Ability of purified or recombinant histones to cause increases in [Ca2+]i in mouse PEMs (a, c) or bone marrow PMNs (b, d). Cells were preloaded with Fluo-3 AM and then exposed to individual histones (50 µg/mL). Intracellular fluorescence indicating cytosolic [Ca2+]i was measured by flow cytometry after the addition of histones. c, d Quantitative changes in [Ca2+]i as a result of cell exposure to histones. Each bar represents at least 5 separated cell samples. MFI, mean fluorescence intensity. * p < 0.05.

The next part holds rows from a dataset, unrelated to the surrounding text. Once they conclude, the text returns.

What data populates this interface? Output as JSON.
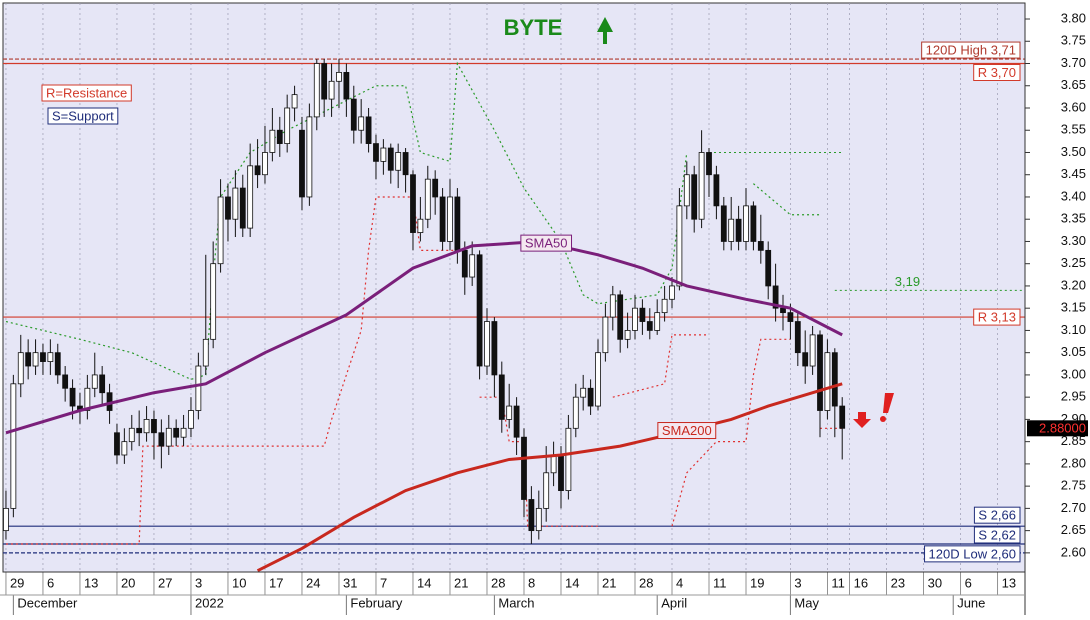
{
  "chart_data": {
    "type": "candlestick",
    "title": "BYTE",
    "title_color": "#1a8a1a",
    "up_color": "#ffffff",
    "down_color": "#111111",
    "background": "#e6e6f6",
    "xlim": [
      -0.4,
      137.7
    ],
    "ylim": [
      2.557,
      3.836
    ],
    "open": [
      2.65,
      2.7,
      2.98,
      3.05,
      3.02,
      3.05,
      3.03,
      3.05,
      3.0,
      2.97,
      2.93,
      2.92,
      2.97,
      3.0,
      2.96,
      2.87,
      2.82,
      2.85,
      2.88,
      2.87,
      2.9,
      2.87,
      2.84,
      2.88,
      2.86,
      2.88,
      2.92,
      3.02,
      3.08,
      3.25,
      3.4,
      3.35,
      3.42,
      3.33,
      3.47,
      3.45,
      3.5,
      3.55,
      3.52,
      3.6,
      3.55,
      3.4,
      3.58,
      3.7,
      3.62,
      3.66,
      3.68,
      3.62,
      3.55,
      3.58,
      3.52,
      3.48,
      3.51,
      3.46,
      3.5,
      3.45,
      3.32,
      3.35,
      3.44,
      3.4,
      3.3,
      3.4,
      3.28,
      3.22,
      3.27,
      3.02,
      3.12,
      3.0,
      2.9,
      2.93,
      2.86,
      2.72,
      2.65,
      2.7,
      2.78,
      2.82,
      2.74,
      2.88,
      2.95,
      2.97,
      2.93,
      3.05,
      3.13,
      3.18,
      3.08,
      3.1,
      3.15,
      3.12,
      3.1,
      3.14,
      3.17,
      3.2,
      3.38,
      3.45,
      3.35,
      3.5,
      3.45,
      3.38,
      3.3,
      3.35,
      3.3,
      3.38,
      3.3,
      3.28,
      3.2,
      3.15,
      3.14,
      3.12,
      3.05,
      3.02,
      3.09,
      2.92,
      3.05,
      2.93
    ],
    "high": [
      2.74,
      3.0,
      3.09,
      3.08,
      3.08,
      3.07,
      3.08,
      3.07,
      3.02,
      2.99,
      2.96,
      3.0,
      3.05,
      3.02,
      2.98,
      2.89,
      2.88,
      2.91,
      2.92,
      2.93,
      2.92,
      2.9,
      2.91,
      2.9,
      2.91,
      2.95,
      3.05,
      3.27,
      3.3,
      3.44,
      3.43,
      3.46,
      3.45,
      3.52,
      3.53,
      3.56,
      3.6,
      3.58,
      3.63,
      3.65,
      3.58,
      3.61,
      3.71,
      3.71,
      3.7,
      3.71,
      3.7,
      3.65,
      3.62,
      3.6,
      3.54,
      3.53,
      3.52,
      3.52,
      3.51,
      3.46,
      3.4,
      3.47,
      3.46,
      3.42,
      3.44,
      3.42,
      3.3,
      3.3,
      3.28,
      3.15,
      3.13,
      3.03,
      2.98,
      2.95,
      2.88,
      2.75,
      2.74,
      2.84,
      2.85,
      2.84,
      2.91,
      2.98,
      3.0,
      2.99,
      3.08,
      3.16,
      3.2,
      3.19,
      3.14,
      3.18,
      3.17,
      3.15,
      3.17,
      3.2,
      3.22,
      3.42,
      3.48,
      3.47,
      3.55,
      3.51,
      3.47,
      3.4,
      3.4,
      3.38,
      3.42,
      3.39,
      3.36,
      3.3,
      3.25,
      3.18,
      3.16,
      3.14,
      3.1,
      3.11,
      3.1,
      3.08,
      3.06,
      2.95
    ],
    "low": [
      2.63,
      2.68,
      2.95,
      2.99,
      3.0,
      3.0,
      3.0,
      2.98,
      2.94,
      2.9,
      2.89,
      2.9,
      2.95,
      2.93,
      2.89,
      2.8,
      2.8,
      2.83,
      2.84,
      2.85,
      2.81,
      2.79,
      2.82,
      2.84,
      2.84,
      2.86,
      2.9,
      3.0,
      3.06,
      3.23,
      3.3,
      3.31,
      3.31,
      3.31,
      3.42,
      3.43,
      3.48,
      3.49,
      3.5,
      3.57,
      3.37,
      3.38,
      3.55,
      3.58,
      3.58,
      3.6,
      3.58,
      3.52,
      3.52,
      3.5,
      3.44,
      3.45,
      3.43,
      3.42,
      3.41,
      3.28,
      3.3,
      3.33,
      3.36,
      3.28,
      3.28,
      3.25,
      3.18,
      3.2,
      2.99,
      3.0,
      2.95,
      2.87,
      2.88,
      2.82,
      2.68,
      2.62,
      2.63,
      2.67,
      2.75,
      2.7,
      2.72,
      2.86,
      2.92,
      2.91,
      2.92,
      3.03,
      3.1,
      3.05,
      3.06,
      3.08,
      3.09,
      3.08,
      3.09,
      3.12,
      3.15,
      3.19,
      3.35,
      3.32,
      3.33,
      3.4,
      3.35,
      3.28,
      3.28,
      3.28,
      3.28,
      3.28,
      3.25,
      3.17,
      3.12,
      3.1,
      3.08,
      3.02,
      2.98,
      3.0,
      2.86,
      2.9,
      2.86,
      2.81
    ],
    "close": [
      2.7,
      2.98,
      3.05,
      3.02,
      3.05,
      3.03,
      3.05,
      3.0,
      2.97,
      2.93,
      2.92,
      2.97,
      3.0,
      2.96,
      2.92,
      2.82,
      2.85,
      2.88,
      2.87,
      2.9,
      2.87,
      2.84,
      2.88,
      2.86,
      2.88,
      2.92,
      3.02,
      3.08,
      3.25,
      3.4,
      3.35,
      3.42,
      3.33,
      3.47,
      3.45,
      3.5,
      3.55,
      3.52,
      3.6,
      3.63,
      3.4,
      3.58,
      3.7,
      3.62,
      3.66,
      3.68,
      3.62,
      3.55,
      3.58,
      3.52,
      3.48,
      3.51,
      3.46,
      3.5,
      3.45,
      3.32,
      3.35,
      3.44,
      3.4,
      3.3,
      3.4,
      3.28,
      3.22,
      3.27,
      3.02,
      3.12,
      3.0,
      2.9,
      2.93,
      2.86,
      2.72,
      2.65,
      2.7,
      2.78,
      2.82,
      2.74,
      2.88,
      2.95,
      2.97,
      2.93,
      3.05,
      3.13,
      3.18,
      3.08,
      3.1,
      3.15,
      3.12,
      3.1,
      3.14,
      3.17,
      3.2,
      3.38,
      3.45,
      3.35,
      3.5,
      3.45,
      3.38,
      3.3,
      3.35,
      3.3,
      3.38,
      3.3,
      3.28,
      3.2,
      3.15,
      3.14,
      3.12,
      3.05,
      3.02,
      3.09,
      2.92,
      3.05,
      2.93,
      2.88
    ],
    "series": [
      {
        "name": "SMA50",
        "color": "#7a1f7a",
        "x": [
          0,
          10,
          20,
          27,
          35,
          46,
          55,
          63,
          72,
          80,
          86,
          92,
          100,
          106,
          113
        ],
        "values": [
          2.87,
          2.92,
          2.96,
          2.98,
          3.05,
          3.135,
          3.24,
          3.29,
          3.3,
          3.27,
          3.24,
          3.2,
          3.17,
          3.15,
          3.09
        ]
      },
      {
        "name": "SMA200",
        "color": "#c8281e",
        "x": [
          34,
          40,
          47,
          54,
          61,
          68,
          75,
          83,
          92,
          98,
          103,
          108,
          113
        ],
        "values": [
          2.56,
          2.61,
          2.68,
          2.74,
          2.78,
          2.81,
          2.82,
          2.84,
          2.875,
          2.9,
          2.93,
          2.955,
          2.98
        ]
      }
    ],
    "trails": [
      {
        "color": "#e03030",
        "x": [
          0,
          18,
          18.5,
          43,
          44,
          46,
          48,
          49,
          50,
          55,
          56,
          61,
          null,
          64,
          67,
          68,
          70,
          70.5,
          80,
          null,
          82,
          89,
          90,
          95,
          null,
          90,
          92,
          96,
          100,
          101,
          102,
          106,
          null,
          110,
          113
        ],
        "values": [
          2.62,
          2.62,
          2.84,
          2.84,
          2.9,
          3.0,
          3.1,
          3.28,
          3.4,
          3.4,
          3.28,
          3.28,
          null,
          2.95,
          2.95,
          2.85,
          2.85,
          2.66,
          2.66,
          null,
          2.95,
          2.98,
          3.09,
          3.09,
          null,
          2.66,
          2.78,
          2.85,
          2.85,
          3.0,
          3.08,
          3.08,
          null,
          2.88,
          2.88
        ]
      },
      {
        "color": "#2a9a2a",
        "x": [
          0,
          10,
          17,
          25,
          27,
          28,
          29,
          33,
          38,
          50,
          54,
          56,
          60,
          61,
          66,
          70,
          75,
          78,
          80,
          88,
          90,
          92,
          null,
          101,
          106,
          110
        ],
        "values": [
          3.12,
          3.08,
          3.05,
          2.99,
          3.0,
          3.22,
          3.4,
          3.5,
          3.55,
          3.65,
          3.65,
          3.5,
          3.48,
          3.7,
          3.55,
          3.42,
          3.3,
          3.18,
          3.16,
          3.18,
          3.24,
          3.5,
          null,
          3.43,
          3.36,
          3.36
        ]
      }
    ],
    "levels": [
      {
        "label": "120D High 3,71",
        "value": 3.71,
        "color": "#b03a2e",
        "dashed": true
      },
      {
        "label": "R 3,70",
        "value": 3.7,
        "color": "#d23a2a",
        "dashed": false
      },
      {
        "label": "R 3,13",
        "value": 3.13,
        "color": "#d23a2a",
        "dashed": false
      },
      {
        "label": "S 2,66",
        "value": 2.66,
        "color": "#1f2d7a",
        "dashed": false
      },
      {
        "label": "S 2,62",
        "value": 2.62,
        "color": "#1f2d7a",
        "dashed": false
      },
      {
        "label": "120D Low 2,60",
        "value": 2.6,
        "color": "#1f2d7a",
        "dashed": true
      }
    ],
    "dotted_levels": [
      {
        "label": "3,19",
        "value": 3.19,
        "x": [
          112,
          137.7
        ],
        "color": "#2a9a2a"
      },
      {
        "value": 3.5,
        "x": [
          95,
          113
        ],
        "color": "#2a9a2a"
      }
    ],
    "legend_notes": [
      {
        "text": "R=Resistance",
        "color": "#d23a2a"
      },
      {
        "text": "S=Support",
        "color": "#1f2d7a"
      }
    ],
    "price_tag": {
      "value": 2.88,
      "label": "2.88000"
    },
    "yticks": [
      {
        "value": 2.6,
        "label": "2.60"
      },
      {
        "value": 2.65,
        "label": "2.65"
      },
      {
        "value": 2.7,
        "label": "2.70"
      },
      {
        "value": 2.75,
        "label": "2.75"
      },
      {
        "value": 2.8,
        "label": "2.80"
      },
      {
        "value": 2.85,
        "label": "2.85"
      },
      {
        "value": 2.9,
        "label": "2.90"
      },
      {
        "value": 2.95,
        "label": "2.95"
      },
      {
        "value": 3.0,
        "label": "3.00"
      },
      {
        "value": 3.05,
        "label": "3.05"
      },
      {
        "value": 3.1,
        "label": "3.10"
      },
      {
        "value": 3.15,
        "label": "3.15"
      },
      {
        "value": 3.2,
        "label": "3.20"
      },
      {
        "value": 3.25,
        "label": "3.25"
      },
      {
        "value": 3.3,
        "label": "3.30"
      },
      {
        "value": 3.35,
        "label": "3.35"
      },
      {
        "value": 3.4,
        "label": "3.40"
      },
      {
        "value": 3.45,
        "label": "3.45"
      },
      {
        "value": 3.5,
        "label": "3.50"
      },
      {
        "value": 3.55,
        "label": "3.55"
      },
      {
        "value": 3.6,
        "label": "3.60"
      },
      {
        "value": 3.65,
        "label": "3.65"
      },
      {
        "value": 3.7,
        "label": "3.70"
      },
      {
        "value": 3.75,
        "label": "3.75"
      },
      {
        "value": 3.8,
        "label": "3.80"
      }
    ],
    "xticks": [
      {
        "value": 0,
        "label": "29"
      },
      {
        "value": 5,
        "label": "6"
      },
      {
        "value": 10,
        "label": "13"
      },
      {
        "value": 15,
        "label": "20"
      },
      {
        "value": 20,
        "label": "27"
      },
      {
        "value": 25,
        "label": "3"
      },
      {
        "value": 30,
        "label": "10"
      },
      {
        "value": 35,
        "label": "17"
      },
      {
        "value": 40,
        "label": "24"
      },
      {
        "value": 45,
        "label": "31"
      },
      {
        "value": 50,
        "label": "7"
      },
      {
        "value": 55,
        "label": "14"
      },
      {
        "value": 60,
        "label": "21"
      },
      {
        "value": 65,
        "label": "28"
      },
      {
        "value": 70,
        "label": "8"
      },
      {
        "value": 75,
        "label": "14"
      },
      {
        "value": 80,
        "label": "21"
      },
      {
        "value": 85,
        "label": "28"
      },
      {
        "value": 90,
        "label": "4"
      },
      {
        "value": 95,
        "label": "11"
      },
      {
        "value": 100,
        "label": "19"
      },
      {
        "value": 106,
        "label": "3"
      },
      {
        "value": 111,
        "label": "11"
      },
      {
        "value": 114,
        "label": "16"
      },
      {
        "value": 119,
        "label": "23"
      },
      {
        "value": 124,
        "label": "30"
      },
      {
        "value": 129,
        "label": "6"
      },
      {
        "value": 134,
        "label": "13"
      }
    ],
    "months": [
      {
        "value": 1,
        "label": "December"
      },
      {
        "value": 25,
        "label": "2022"
      },
      {
        "value": 46,
        "label": "February"
      },
      {
        "value": 66,
        "label": "March"
      },
      {
        "value": 88,
        "label": "April"
      },
      {
        "value": 106,
        "label": "May"
      },
      {
        "value": 128,
        "label": "June"
      }
    ]
  }
}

Cytokine and Chemokine Release from Histone-Activated Macrophages
The data in Table 2 document mediator (cytokines and chemokines) release from mouse PEMs exposed to a variety of concentrations (10–100 µg/mL) of purified histones (37°C, 4 h). This allowed calculations of the EC50 values (effective concentration inducing 50% of the maximal response, which can be calculated when a plateau in mediator release develops). The values shown are the actual concentrations of mediators released from PEMs for each of the purified histones. The release of cytokines (IL-6, TNF, IL-1β) and chemokines (CXCL1 [KC], CXCL2 [MIP-2α], and CCL3 [MIP-1α]) was quantitated by ELISA. A range of doses of individual histones (10–100 µg/mL) was employed in order to construct dose-response curves for the 3 cytokines and 3 chemokines. Histone concentrations causing 50% release (EC50) were computationally determined. When EC50 values were expressed as being beyond the highest indicated histone concentration, this indicated that the responses had not yet reached a plateau. This was predominately the case with IL-1β, resulting in relatively low levels of IL-1β released in comparison to other mediators. The cytokine responses, in general, were lower than the chemokine responses (e.g. when H2A was used as the agonist, IL-6 levels peaked around 610 pg/mL, while chemokine levels peaked between 12,000 and 21,000 pg/mL). IL-1β peak production in PEMs of IL-1β was rather small (0-250 pg/mL). In general, the most effective histones for the induction of mediator release were H2A and H2B. H3 and H4 induced much lower levels of mediator release. Also, when compared to results with H2A and H2B, H1 had reduced activity for cytokine and chemokine release. Given the data in Table 2 in which EC50 values for the histone-induced release of mediators varied over a broad range (5 to >100 µg/mL), it was clear that the biological responses to histones varied with the mediator being measured. Chemokine release was more robust than cytokine release. The mediator pattern suggested that histones caused more chemokine release than cytokine release.
Table 2.
Mediator release from PEMs exposed to purified histones (37° C, 4 h incubation)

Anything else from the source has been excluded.